A Combined Physical-Statistical Approach for Estimating Storm Surge Risk
TCS Building 240
Storm surge is an abnormal rise of seawater caused by a storm. According to the National Hurricane Center, storm surge is often the most damaging part of a hurricane and poses the most severe threat to property and life in a coastal region. Thus, it is crucially important to assess the storm surge risk, typically summarized by r-year surge return level with return period r ranging from 10, 50, 100, or even much longer along a coastline. It is however very difficult to reliably estimate these quantities due to the limited storm surge observations in space and time.
This talk presents an approach to integrate physical and statistical models to estimate extreme storm surge. Specifically, a physically-based hydrodynamics model is used to provide the needed interpolation in space and extrapolation in both time and atmospheric conditions. Statistical modeling is needed to 1) estimate the input distribution for running the computer model, 2) develop a statistical emulator in place of the computer simulator, and 3) quantify estimate uncertainty due to input distribution, statistical emulator, missing/unresolved physics.

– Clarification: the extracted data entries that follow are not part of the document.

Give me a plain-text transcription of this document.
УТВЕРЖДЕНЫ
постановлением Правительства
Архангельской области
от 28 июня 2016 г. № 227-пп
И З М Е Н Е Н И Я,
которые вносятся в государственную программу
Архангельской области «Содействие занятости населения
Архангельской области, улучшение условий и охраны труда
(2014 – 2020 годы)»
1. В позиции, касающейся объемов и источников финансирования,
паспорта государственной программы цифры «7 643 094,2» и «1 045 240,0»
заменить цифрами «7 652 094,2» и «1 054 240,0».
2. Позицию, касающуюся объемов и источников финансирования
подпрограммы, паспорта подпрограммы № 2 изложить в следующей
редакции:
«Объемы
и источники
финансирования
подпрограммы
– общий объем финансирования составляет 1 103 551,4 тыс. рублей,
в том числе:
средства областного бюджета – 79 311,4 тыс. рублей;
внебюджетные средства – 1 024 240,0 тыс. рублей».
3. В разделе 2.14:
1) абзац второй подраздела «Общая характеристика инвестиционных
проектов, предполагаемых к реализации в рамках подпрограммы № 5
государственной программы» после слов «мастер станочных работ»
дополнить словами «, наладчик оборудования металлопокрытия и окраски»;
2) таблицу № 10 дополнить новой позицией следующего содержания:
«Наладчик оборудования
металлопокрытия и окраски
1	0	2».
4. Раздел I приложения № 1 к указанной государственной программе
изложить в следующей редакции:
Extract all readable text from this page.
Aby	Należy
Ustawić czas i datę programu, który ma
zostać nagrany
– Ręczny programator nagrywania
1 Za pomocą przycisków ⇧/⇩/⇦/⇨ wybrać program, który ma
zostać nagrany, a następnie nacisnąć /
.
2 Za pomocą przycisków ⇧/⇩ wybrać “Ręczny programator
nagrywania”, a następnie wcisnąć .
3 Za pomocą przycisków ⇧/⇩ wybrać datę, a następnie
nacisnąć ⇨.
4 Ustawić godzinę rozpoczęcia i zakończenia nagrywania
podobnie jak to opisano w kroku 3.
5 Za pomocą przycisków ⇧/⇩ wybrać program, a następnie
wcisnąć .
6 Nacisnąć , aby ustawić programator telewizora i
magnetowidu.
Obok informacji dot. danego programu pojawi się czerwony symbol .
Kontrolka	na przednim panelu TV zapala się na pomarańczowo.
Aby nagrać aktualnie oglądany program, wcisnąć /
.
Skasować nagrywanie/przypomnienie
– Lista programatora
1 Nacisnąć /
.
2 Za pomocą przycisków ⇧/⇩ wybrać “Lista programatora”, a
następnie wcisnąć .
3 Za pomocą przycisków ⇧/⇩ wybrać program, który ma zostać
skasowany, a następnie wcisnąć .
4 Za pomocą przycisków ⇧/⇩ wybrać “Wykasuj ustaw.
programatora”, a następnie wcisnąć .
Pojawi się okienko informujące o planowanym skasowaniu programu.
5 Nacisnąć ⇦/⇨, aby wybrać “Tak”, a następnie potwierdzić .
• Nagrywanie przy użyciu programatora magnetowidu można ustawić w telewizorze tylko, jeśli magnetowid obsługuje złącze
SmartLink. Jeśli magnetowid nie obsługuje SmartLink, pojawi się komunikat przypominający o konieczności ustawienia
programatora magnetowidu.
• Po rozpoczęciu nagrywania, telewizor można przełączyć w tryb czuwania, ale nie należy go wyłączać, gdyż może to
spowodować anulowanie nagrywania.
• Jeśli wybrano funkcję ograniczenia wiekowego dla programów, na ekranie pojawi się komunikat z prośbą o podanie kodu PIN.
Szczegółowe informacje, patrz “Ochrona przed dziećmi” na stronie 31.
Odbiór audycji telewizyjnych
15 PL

Dr. Huang received his Ph.D. in Statistics from Purdue University and has accepted an offer for assistant professor at Clemson University starting in August. He has been intensively involving in the Research Network for Statistical Methods for Atmospheric and Oceanic Sciences by working with Professor Michael Stein (University of Chicago), Professor Elisabeth Moyer (University of Chicago), and Dr. Doug Nychka (NCAR). His research goal is to bridge the gap between statistics and atmospheric/oceanic sciences.